Registry modules provide drivers for cameras, motors, sensors, arms, and other hardware, plus services like ML-based object detection. viam-server also includes built-in services for motion planning, navigation, and data management that require no additional configuration. For ML, the Registry includes pretrained models for common tasks. The ML model service runs inference on models trained within Viam or elsewhere, and supports TensorFlow Lite, ONNX, PyTorch, and other frameworks.

Fragments

Fragments are reusable configuration blocks. Define a combination of components, services, and modules once, then apply that configuration across any number of machines. Use fragments to configure a camera-arm combination, a camera-to-object-detection pipeline, or an entire work cell. Fragments support variable substitution and per-machine overwrites, so you can deploy the same base configuration to hundreds of machines while accommodating site-specific settings. The Registry includes public fragments for common setups, and you can create private fragments for your organization's hardware configurations.

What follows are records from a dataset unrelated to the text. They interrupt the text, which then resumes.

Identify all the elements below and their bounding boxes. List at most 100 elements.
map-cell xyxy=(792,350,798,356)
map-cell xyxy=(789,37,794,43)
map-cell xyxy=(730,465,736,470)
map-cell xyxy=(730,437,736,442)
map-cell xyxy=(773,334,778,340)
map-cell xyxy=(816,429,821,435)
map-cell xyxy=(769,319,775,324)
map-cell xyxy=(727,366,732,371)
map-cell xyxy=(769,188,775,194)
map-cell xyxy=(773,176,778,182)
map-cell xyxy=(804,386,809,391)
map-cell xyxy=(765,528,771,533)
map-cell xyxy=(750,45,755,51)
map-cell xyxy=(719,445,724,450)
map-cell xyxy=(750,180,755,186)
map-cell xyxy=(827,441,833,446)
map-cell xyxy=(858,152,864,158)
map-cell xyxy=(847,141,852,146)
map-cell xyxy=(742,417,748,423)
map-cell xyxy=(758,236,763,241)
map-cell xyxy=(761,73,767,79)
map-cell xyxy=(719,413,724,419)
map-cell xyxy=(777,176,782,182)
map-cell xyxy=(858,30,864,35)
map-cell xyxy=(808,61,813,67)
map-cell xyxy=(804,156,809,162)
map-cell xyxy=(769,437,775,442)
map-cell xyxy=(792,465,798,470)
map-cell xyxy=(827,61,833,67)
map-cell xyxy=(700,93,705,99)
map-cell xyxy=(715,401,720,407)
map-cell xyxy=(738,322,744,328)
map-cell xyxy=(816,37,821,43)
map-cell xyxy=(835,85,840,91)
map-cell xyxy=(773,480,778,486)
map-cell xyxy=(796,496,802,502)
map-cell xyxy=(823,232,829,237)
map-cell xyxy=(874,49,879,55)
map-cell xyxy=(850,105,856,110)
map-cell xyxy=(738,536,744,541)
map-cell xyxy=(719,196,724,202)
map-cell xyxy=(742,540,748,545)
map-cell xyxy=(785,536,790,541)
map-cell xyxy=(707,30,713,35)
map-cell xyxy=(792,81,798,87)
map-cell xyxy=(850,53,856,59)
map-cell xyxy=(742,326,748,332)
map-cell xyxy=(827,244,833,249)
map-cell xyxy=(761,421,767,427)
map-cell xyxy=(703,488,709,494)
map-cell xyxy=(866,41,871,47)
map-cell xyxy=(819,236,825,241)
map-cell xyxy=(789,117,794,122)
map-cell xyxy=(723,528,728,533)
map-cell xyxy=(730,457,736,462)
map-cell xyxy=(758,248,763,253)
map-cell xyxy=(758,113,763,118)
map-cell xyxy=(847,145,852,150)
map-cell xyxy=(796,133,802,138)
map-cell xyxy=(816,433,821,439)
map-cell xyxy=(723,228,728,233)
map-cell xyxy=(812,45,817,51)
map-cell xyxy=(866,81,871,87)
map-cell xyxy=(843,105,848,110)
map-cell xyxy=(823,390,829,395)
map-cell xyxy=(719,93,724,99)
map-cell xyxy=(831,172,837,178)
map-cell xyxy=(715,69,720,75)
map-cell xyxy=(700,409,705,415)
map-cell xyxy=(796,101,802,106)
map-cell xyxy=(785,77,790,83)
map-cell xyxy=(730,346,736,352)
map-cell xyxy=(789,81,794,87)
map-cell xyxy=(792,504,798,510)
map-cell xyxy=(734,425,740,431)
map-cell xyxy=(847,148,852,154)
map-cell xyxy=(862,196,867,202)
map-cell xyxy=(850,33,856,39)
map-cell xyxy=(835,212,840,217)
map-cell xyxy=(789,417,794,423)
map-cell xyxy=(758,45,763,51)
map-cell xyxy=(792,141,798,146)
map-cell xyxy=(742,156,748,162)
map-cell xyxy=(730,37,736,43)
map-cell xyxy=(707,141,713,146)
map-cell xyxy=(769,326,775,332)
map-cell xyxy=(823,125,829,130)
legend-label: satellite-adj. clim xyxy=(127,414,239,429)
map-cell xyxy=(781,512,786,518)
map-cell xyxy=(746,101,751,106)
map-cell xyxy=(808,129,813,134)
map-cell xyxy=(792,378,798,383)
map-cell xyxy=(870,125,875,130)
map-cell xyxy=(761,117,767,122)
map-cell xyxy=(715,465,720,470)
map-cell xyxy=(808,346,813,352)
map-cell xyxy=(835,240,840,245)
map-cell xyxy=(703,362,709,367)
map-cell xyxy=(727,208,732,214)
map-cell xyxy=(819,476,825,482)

Software development workflow for robotics

Viam delivers the conveniences of modern software development to robotics.

Get hardware running in minutes. Add a camera, motor, arm, or sensor to your JSON config with a few parameters: model, connection type, and any device-specific settings. viam-server handles the rest—pulls the driver, initializes the device, and exposes it through a consistent API. You don't have to write device drivers or worry about dependencies. Consistent APIs across hardware mean all cameras expose the same interface regardless of manufacturer. Same for motors, sensors, arms, and other component types. Your code doesn't change when hardware does.

Swap hardware without changing code. You can replace an Intel RealSense with an Orbbec Astra camera, or swap one motor controller for another—update the config and your application keeps working. The Registry includes modules for hundreds of devices; if yours isn't supported, write a module once and reuse it everywhere.

Connect from anywhere. Connect to your machine from anywhere. No VPN, no port forwarding, no firewall configuration. Viam handles NAT traversal automatically. The web app, SDKs, and CLI all use the same connection infrastructure, so you can debug from your laptop and monitor from the Viam web app.

Develop application code from anywhere. Write code on your laptop, and run it against your robot hardware over the network. No copying files, no deploy step. Just run and see results. For tight control loops, run scripts directly on your robot machine. Same code, same APIs—just a different execution environment.

Next up

This is Viam at a high level—a platform that applies software engineering practices to robotics development, handling infrastructure so you can focus on building applications.